Ну ладно, это я еще смог бы пережить. Но когда Рохлин и Геращенко тащили его мимо меня — мне пришлось снова вжаться в стенку, чтобы пропустить их — этот истеричный недоумок, буквально на мгновение встретившись со мной взглядом, истошно заорал, вытянув в мою сторону указательный палец:

— Ты тоже покойник!

Говорю же, дурдом.

Проводив их отнюдь не сочувствующим взглядом, я тряхнул головой, пытаясь удостовериться, что не сплю до сих пор и, наконец, вошел в «Нирвану».

«Коробочка» была полна под самую завязку. Народу было — тьма тьмущая. И все — мягко говоря, взволнованы.

Значительная часть присутствующих была сосредоточена около большого стола рулетки. И все смотрели в мою сторону. Я не сразу понял, что смотрят-то они вовсе не на меня, а на тех, кто только что скрылся за дверями зала развлечений, то есть на Рохлина, Геращенко и Абдулова. И хотя они давно скрылись из поля зрения, все, тем не менее, все равно смотрели в ту сторону, видимо, все еще приходя в себя.

Что же, интересно, тут произошло?

Я сделал вид, что давно тут нахожусь и незаметно оглядел людей около стола рулетки. Не все лица были мне знакомы, но почти на всех застыло одно и то же выражение — растерянности, страха, чуть ли не паники. Бесстрастным лицо было только у женщины-крупье, ну, ей по должности положено. На какое-то одно неуловимое мгновение меня будто что-то зацепило, что-то мелькнуло в ее лице, что-то такое, чему я не смог бы дать определения, но почти тут же ее лицо стало таким же холодно-бесстрастным.

Может быть, я бы и разобрался в ее физиогномике, но как раз в это самое время мое внимание привлекли две знакомые мне особы: Рая и Стелла.

Последняя, взяв подругу за руку, подошла к другому моему знакомому — Петру Петровичу Петуху, который выглядел бледнее обычного.

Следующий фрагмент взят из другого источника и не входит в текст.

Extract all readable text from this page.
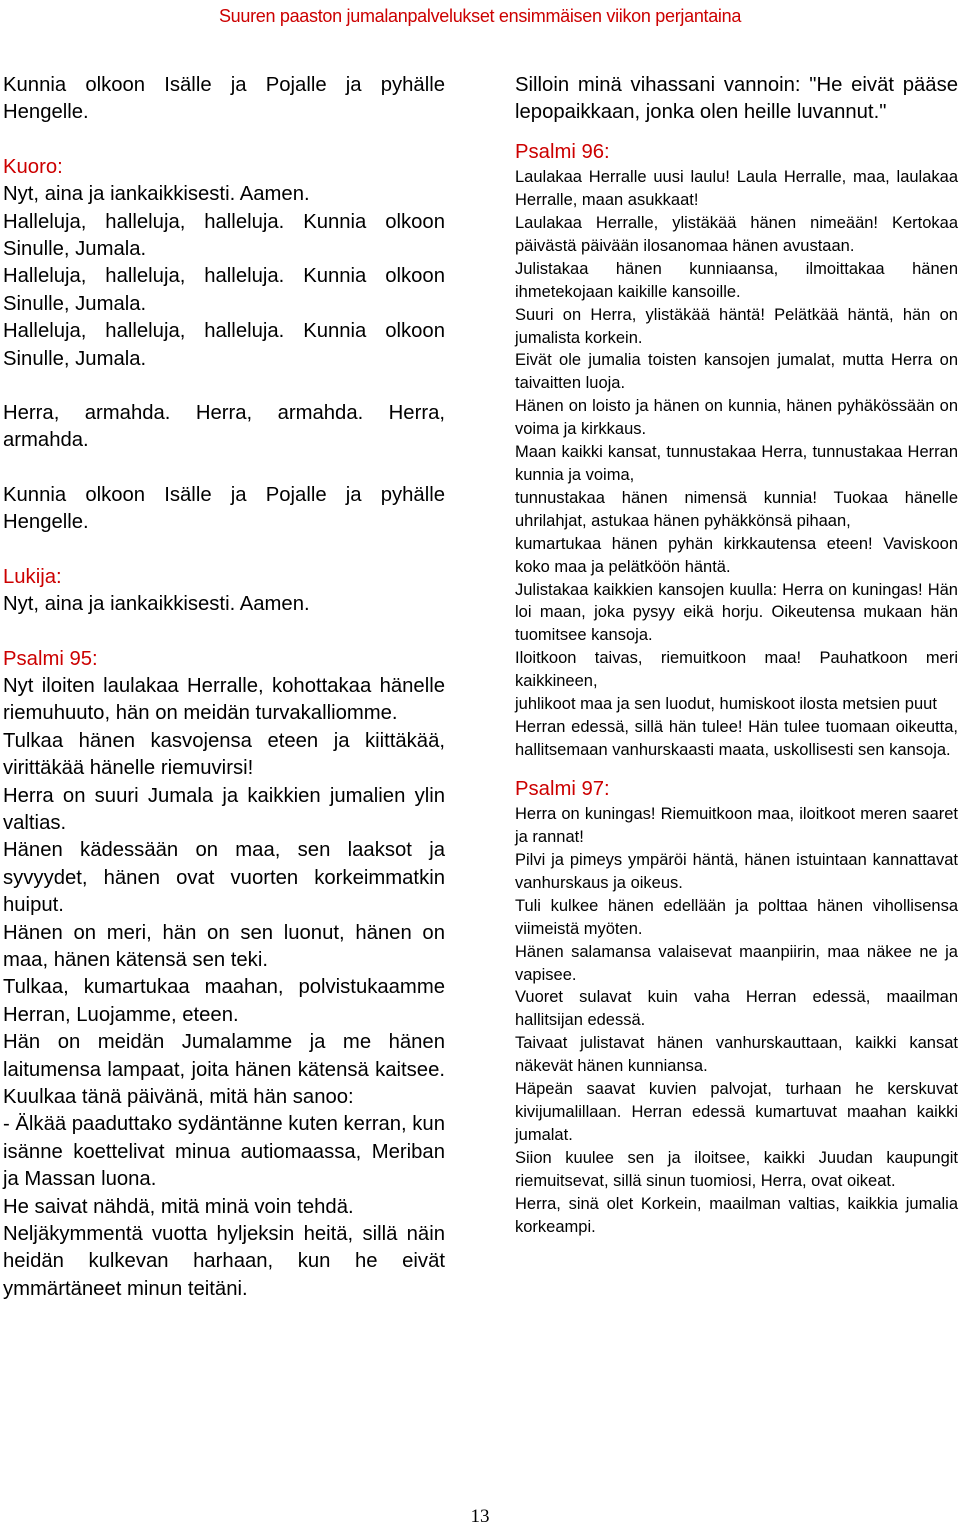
Suuren paaston jumalanpalvelukset ensimmäisen viikon perjantaina

Kunnia olkoon Isälle ja Pojalle ja pyhälle Hengelle.

Kuoro:

Nyt, aina ja iankaikkisesti. Aamen.

Halleluja, halleluja, halleluja. Kunnia olkoon Sinulle, Jumala.

Halleluja, halleluja, halleluja. Kunnia olkoon Sinulle, Jumala.

Halleluja, halleluja, halleluja. Kunnia olkoon Sinulle, Jumala.

Herra, armahda. Herra, armahda. Herra, armahda.

Kunnia olkoon Isälle ja Pojalle ja pyhälle Hengelle.

Lukija:

Nyt, aina ja iankaikkisesti. Aamen.

Psalmi 95:

Nyt iloiten laulakaa Herralle, kohottakaa hänelle riemuhuuto, hän on meidän turvakalliomme.

Tulkaa hänen kasvojensa eteen ja kiittäkää, virittäkää hänelle riemuvirsi!

Herra on suuri Jumala ja kaikkien jumalien ylin valtias.

Hänen kädessään on maa, sen laaksot ja syvyydet, hänen ovat vuorten korkeimmatkin huiput.

Hänen on meri, hän on sen luonut, hänen on maa, hänen kätensä sen teki.

Tulkaa, kumartukaa maahan, polvistukaamme Herran, Luojamme, eteen.

Hän on meidän Jumalamme ja me hänen laitumensa lampaat, joita hänen kätensä kaitsee. Kuulkaa tänä päivänä, mitä hän sanoo:

- Älkää paaduttako sydäntänne kuten kerran, kun isänne koettelivat minua autiomaassa, Meriban ja Massan luona.

He saivat nähdä, mitä minä voin tehdä.

Neljäkymmentä vuotta hyljeksin heitä, sillä näin heidän kulkevan harhaan, kun he eivät ymmärtäneet minun teitäni.

Silloin minä vihassani vannoin: "He eivät pääse lepopaikkaan, jonka olen heille luvannut."

Psalmi 96:

Laulakaa Herralle uusi laulu! Laula Herralle, maa, laulakaa Herralle, maan asukkaat!

Laulakaa Herralle, ylistäkää hänen nimeään! Kertokaa päivästä päivään ilosanomaa hänen avustaan.

Julistakaa hänen kunniaansa, ilmoittakaa hänen ihmetekojaan kaikille kansoille.

Suuri on Herra, ylistäkää häntä! Pelätkää häntä, hän on jumalista korkein.

Eivät ole jumalia toisten kansojen jumalat, mutta Herra on taivaitten luoja.

Hänen on loisto ja hänen on kunnia, hänen pyhäkössään on voima ja kirkkaus.

Maan kaikki kansat, tunnustakaa Herra, tunnustakaa Herran kunnia ja voima,

tunnustakaa hänen nimensä kunnia! Tuokaa hänelle uhrilahjat, astukaa hänen pyhäkkönsä pihaan,

kumartukaa hänen pyhän kirkkautensa eteen! Vaviskoon koko maa ja pelätköön häntä.

Julistakaa kaikkien kansojen kuulla: Herra on kuningas! Hän loi maan, joka pysyy eikä horju. Oikeutensa mukaan hän tuomitsee kansoja.

Iloitkoon taivas, riemuitkoon maa! Pauhatkoon meri kaikkineen,

juhlikoot maa ja sen luodut, humiskoot ilosta metsien puut

Herran edessä, sillä hän tulee! Hän tulee tuomaan oikeutta, hallitsemaan vanhurskaasti maata, uskollisesti sen kansoja.

Psalmi 97:

Herra on kuningas! Riemuitkoon maa, iloitkoot meren saaret ja rannat!

Pilvi ja pimeys ympäröi häntä, hänen istuintaan kannattavat vanhurskaus ja oikeus.

Tuli kulkee hänen edellään ja polttaa hänen vihollisensa viimeistä myöten.

Hänen salamansa valaisevat maanpiirin, maa näkee ne ja vapisee.

Vuoret sulavat kuin vaha Herran edessä, maailman hallitsijan edessä.

Taivaat julistavat hänen vanhurskauttaan, kaikki kansat näkevät hänen kunniansa.

Häpeän saavat kuvien palvojat, turhaan he kerskuvat kivijumalillaan. Herran edessä kumartuvat maahan kaikki jumalat.

Siion kuulee sen ja iloitsee, kaikki Juudan kaupungit riemuitsevat, sillä sinun tuomiosi, Herra, ovat oikeat.

Herra, sinä olet Korkein, maailman valtias, kaikkia jumalia korkeampi.

13
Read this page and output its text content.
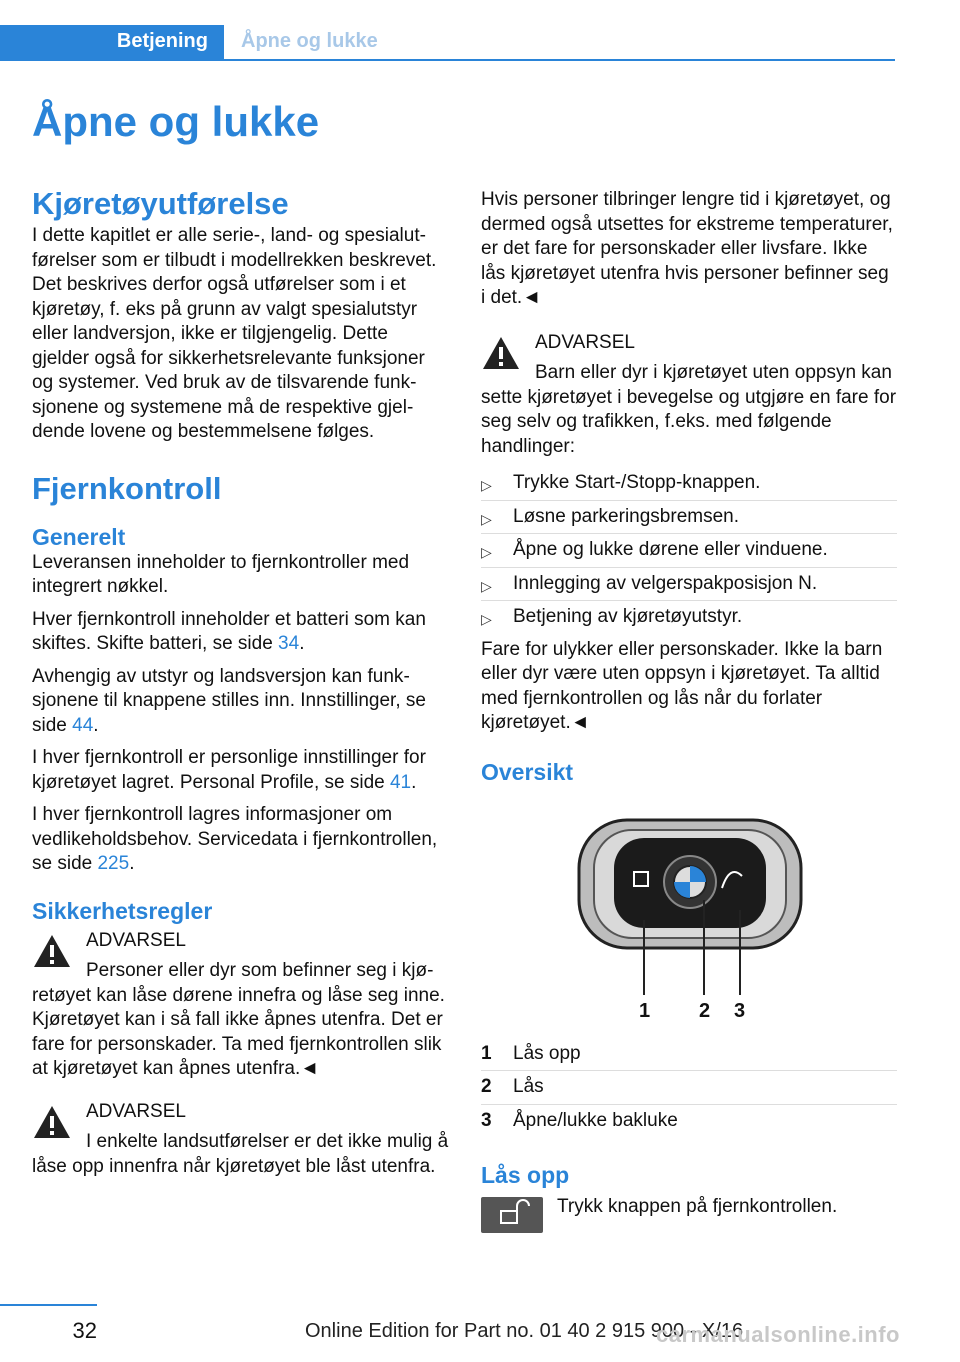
Betjening Åpne og lukke
Åpne og lukke
Kjøretøyutførelse

I dette kapitlet er alle serie-, land- og spesialutførelser som er tilbudt i modellrekken beskrevet. Det beskrives derfor også utførelser som i et kjøretøy, f. eks på grunn av valgt spesialutstyr eller landversjon, ikke er tilgjengelig. Dette gjelder også for sikkerhetsrelevante funksjoner og systemer. Ved bruk av de tilsvarende funksjonene og systemene må de respektive gjeldende lovene og bestemmelsene følges.

Fjernkontroll
Generelt

Leveransen inneholder to fjernkontroller med integrert nøkkel.

Hver fjernkontroll inneholder et batteri som kan skiftes. Skifte batteri, se side 34.

Avhengig av utstyr og landsversjon kan funksjonene til knappene stilles inn. Innstillinger, se side 44.

I hver fjernkontroll er personlige innstillinger for kjøretøyet lagret. Personal Profile, se side 41.

I hver fjernkontroll lagres informasjoner om vedlikeholdsbehov. Servicedata i fjernkontrollen, se side 225.

Sikkerhetsregler
ADVARSEL

Personer eller dyr som befinner seg i kjøretøyet kan låse dørene innefra og låse seg inne. Kjøretøyet kan i så fall ikke åpnes utenfra. Det er fare for personskader. Ta med fjernkontrollen slik at kjøretøyet kan åpnes utenfra.◄

ADVARSEL

I enkelte landsutførelser er det ikke mulig å låse opp innenfra når kjøretøyet ble låst utenfra.

Hvis personer tilbringer lengre tid i kjøretøyet, og dermed også utsettes for ekstreme temperaturer, er det fare for personskader eller livsfare. Ikke lås kjøretøyet utenfra hvis personer befinner seg i det.◄

ADVARSEL

Barn eller dyr i kjøretøyet uten oppsyn kan sette kjøretøyet i bevegelse og utgjøre en fare for seg selv og trafikken, f.eks. med følgende handlinger:

▷ Trykke Start-/Stopp-knappen.
▷ Løsne parkeringsbremsen.
▷ Åpne og lukke dørene eller vinduene.
▷ Innlegging av velgerspakposisjon N.
▷ Betjening av kjøretøyutstyr.

Fare for ulykker eller personskader. Ikke la barn eller dyr være uten oppsyn i kjøretøyet. Ta alltid med fjernkontrollen og lås når du forlater kjøretøyet.◄

Oversikt
1 2 3
1 Lås opp
2 Lås
3 Åpne/lukke bakluke
Lås opp

Trykk knappen på fjernkontrollen.

32	Online Edition for Part no. 01 40 2 915 900 - X/16
carmanualsonline.info
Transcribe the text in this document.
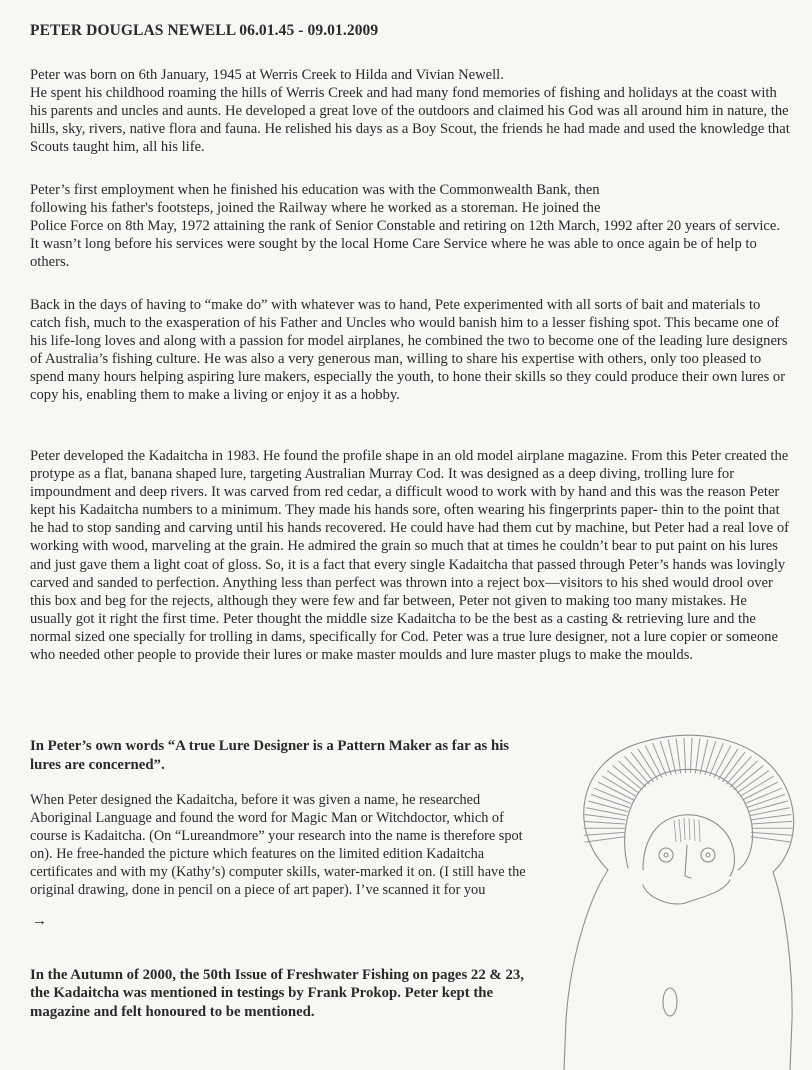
PETER DOUGLAS NEWELL 06.01.45 - 09.01.2009

Peter was born on 6th January, 1945 at Werris Creek to Hilda and Vivian Newell.
He spent his childhood roaming the hills of Werris Creek and had many fond memories of fishing and holidays at the coast with his parents and uncles and aunts. He developed a great love of the outdoors and claimed his God was all around him in nature, the hills, sky, rivers, native flora and fauna. He relished his days as a Boy Scout, the friends he had made and used the knowledge that Scouts taught him, all his life.

Peter’s first employment when he finished his education was with the Commonwealth Bank, then
following his father's footsteps, joined the Railway where he worked as a storeman. He joined the
Police Force on 8th May, 1972 attaining the rank of Senior Constable and retiring on 12th March, 1992 after 20 years of service. It wasn’t long before his services were sought by the local Home Care Service where he was able to once again be of help to others.

Back in the days of having to “make do” with whatever was to hand, Pete experimented with all sorts of bait and materials to catch fish, much to the exasperation of his Father and Uncles who would banish him to a lesser fishing spot. This became one of his life-long loves and along with a passion for model airplanes, he combined the two to become one of the leading lure designers of Australia’s fishing culture. He was also a very generous man, willing to share his expertise with others, only too pleased to spend many hours helping aspiring lure makers, especially the youth, to hone their skills so they could produce their own lures or copy his, enabling them to make a living or enjoy it as a hobby.

Peter developed the Kadaitcha in 1983. He found the profile shape in an old model airplane magazine. From this Peter created the protype as a flat, banana shaped lure, targeting Australian Murray Cod. It was designed as a deep diving, trolling lure for impoundment and deep rivers. It was carved from red cedar, a difficult wood to work with by hand and this was the reason Peter kept his Kadaitcha numbers to a minimum. They made his hands sore, often wearing his fingerprints paper- thin to the point that he had to stop sanding and carving until his hands recovered. He could have had them cut by machine, but Peter had a real love of working with wood, marveling at the grain. He admired the grain so much that at times he couldn’t bear to put paint on his lures and just gave them a light coat of gloss. So, it is a fact that every single Kadaitcha that passed through Peter’s hands was lovingly carved and sanded to perfection. Anything less than perfect was thrown into a reject box—visitors to his shed would drool over this box and beg for the rejects, although they were few and far between, Peter not given to making too many mistakes. He usually got it right the first time. Peter thought the middle size Kadaitcha to be the best as a casting & retrieving lure and the normal sized one specially for trolling in dams, specifically for Cod. Peter was a true lure designer, not a lure copier or someone who needed other people to provide their lures or make master moulds and lure master plugs to make the moulds.

In Peter’s own words “A true Lure Designer is a Pattern Maker as far as his lures are concerned”.

When Peter designed the Kadaitcha, before it was given a name, he researched Aboriginal Language and found the word for Magic Man or Witchdoctor, which of course is Kadaitcha. (On “Lureandmore” your research into the name is therefore spot on). He free-handed the picture which features on the limited edition Kadaitcha certificates and with my (Kathy’s) computer skills, water-marked it on. (I still have the original drawing, done in pencil on a piece of art paper). I’ve scanned it for you

→

In the Autumn of 2000, the 50th Issue of Freshwater Fishing on pages 22 & 23, the Kadaitcha was mentioned in testings by Frank Prokop. Peter kept the magazine and felt honoured to be mentioned.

Она подошла к нему почти вплотную и зло проговорила:

— Козел… Старый мудак!

Тот стал просто белым как полотно.

— Стелла… — дергала подругу за рукав Раечка.

— Отстань! — отмахнулась Стелла, держа ее тем не менее довольно крепко. Она снова повернулась к Петуху и прошипела ему прямо в лицо. — Он прав. — Ты — покойник. Ты просто кляча, которая скоро сдохнет своей смертью. Не удивлюсь, если следующим трупом будешь ты. В твоем возрасте нужно сидеть на печи, а не состояния проигрывать. Сердце может отказать в любую мин…

Договорить она не смогла. Почтенный старец с размаха влепил ей пощечину. «Нирвана» ахнула.